El desastre palestino tuvo un impacto terrible en la política árabe. Las esperanzas y las aspiraciones de los recién independizados estados árabes se verían oscurecidas por el fracaso del año 1948. Tras la derrota sufrida en Palestina, el mundo árabe viviría un período de tremenda agitación política. Una serie de asesinatos políticos, golpes militares y movimientos revolucionarios vendrían a hundir las perspectivas de los cuatro estados limítrofes con el territorio del mandato palestino. Se estaba produciendo una decisiva revolución social, ya que las jóvenes generaciones de militares comenzaron a derrocar a las viejas élites —y muchos de esos jóvenes, de origen rural, manifestarían por ello mismo una visión más próxima a la política popular que la de las cúpulas políticas que se habían aupado al poder, tras educarse en el extranjero, durante los años de entreguerras—. Si los políticos de la vieja guardia habían luchado por conseguir la independencia nacional en el interior de sus propios estados, los agitadores pertenecientes al Movimiento de los Oficiales Libres eran nacionalistas árabes decididos a promover la unidad panárabe. Los miembros del ancien régime hablaban las lenguas europeas; los integrantes de la nueva vanguardia empleaban el vocabulario de la calle.

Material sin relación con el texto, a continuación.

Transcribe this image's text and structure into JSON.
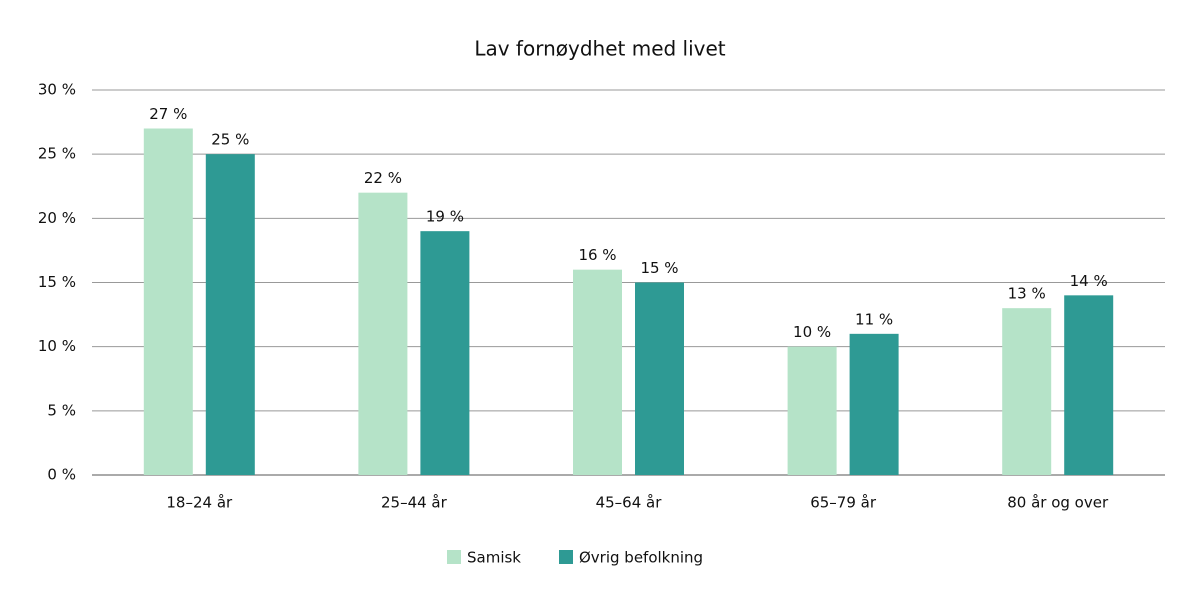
{
  "chart_data": {
    "type": "bar",
    "title": "Lav fornøydhet med livet",
    "categories": [
      "18–24 år",
      "25–44 år",
      "45–64 år",
      "65–79 år",
      "80 år og over"
    ],
    "series": [
      {
        "name": "Samisk",
        "color": "#b5e3c8",
        "values": [
          27,
          22,
          16,
          10,
          13
        ],
        "value_labels": [
          "27 %",
          "22 %",
          "16 %",
          "10 %",
          "13 %"
        ]
      },
      {
        "name": "Øvrig befolkning",
        "color": "#2e9a94",
        "values": [
          25,
          19,
          15,
          11,
          14
        ],
        "value_labels": [
          "25 %",
          "19 %",
          "15 %",
          "11 %",
          "14 %"
        ]
      }
    ],
    "ylim": [
      0,
      30
    ],
    "yticks": [
      {
        "value": 0,
        "label": "0 %"
      },
      {
        "value": 5,
        "label": "5 %"
      },
      {
        "value": 10,
        "label": "10 %"
      },
      {
        "value": 15,
        "label": "15 %"
      },
      {
        "value": 20,
        "label": "20 %"
      },
      {
        "value": 25,
        "label": "25 %"
      },
      {
        "value": 30,
        "label": "30 %"
      }
    ],
    "grid": true,
    "legend": "bottom"
  }
}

El desastre palestino vino a suponer, en un sentido muy real, el fin de la influencia europea en el mundo árabe. El problema palestino había sido creado por Europa, y la incapacidad de los dirigentes europeos para resolverlo no vendría a ser sino un reflejo de la debilidad en que se hallaba sumido el propio continente europeo tras la segunda guerra mundial. Gran Bretaña y Francia saldrían de esa gran conflagración convertidas en potencias de segunda fila. La economía británica estaba hecha jirones tras el esfuerzo bélico, y la moral francesa había quedado conmocionada tras los años de la ocupación alemana. Ambas naciones tenían demasiado que reconstruir en sus propios territorios como para realizar grandes inversiones en el extranjero. El imperio se hallaba en franca retirada, y toda una serie de nuevas potencias habían empezado a dominar el escenario internacional.

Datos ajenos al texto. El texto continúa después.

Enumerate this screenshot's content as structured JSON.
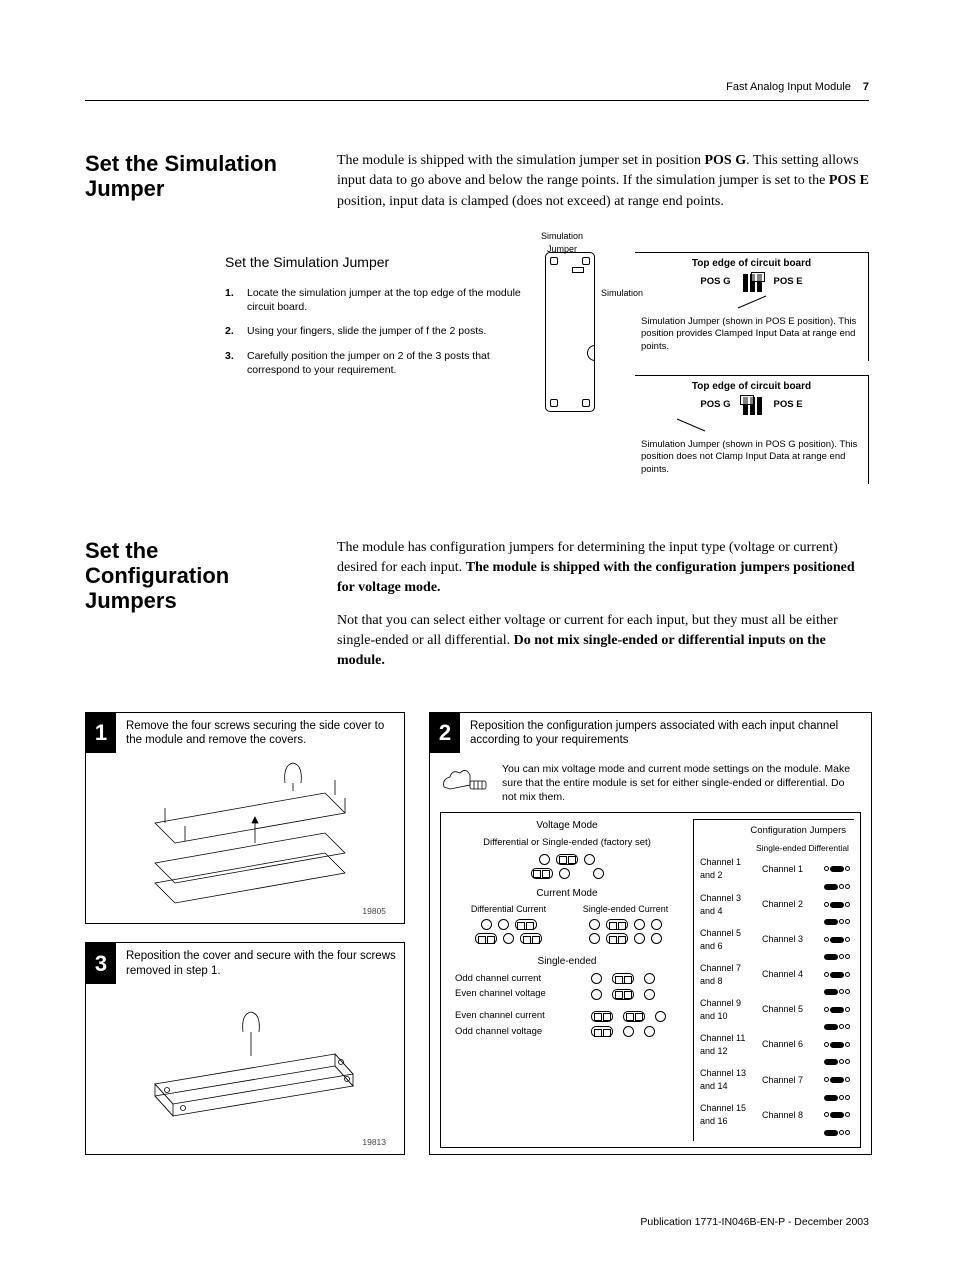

Los jóvenes oficiales que consiguieron alcanzar posiciones de poder en la Siria de 1949, en el Egipto de 1952 o en el Irak de 1958 carecían de vínculos con Gran Bretaña y Francia, así que optaron por poner sus miras en las nuevas potencias mundiales: los Estados unidos y la superpotencia rival, la unión Soviética. La era imperial había llegado a su fin y se inauguraba un nuevo período, definido por la guerra fría. Los árabes iban a tener que adaptarse a un nuevo conjunto de normas.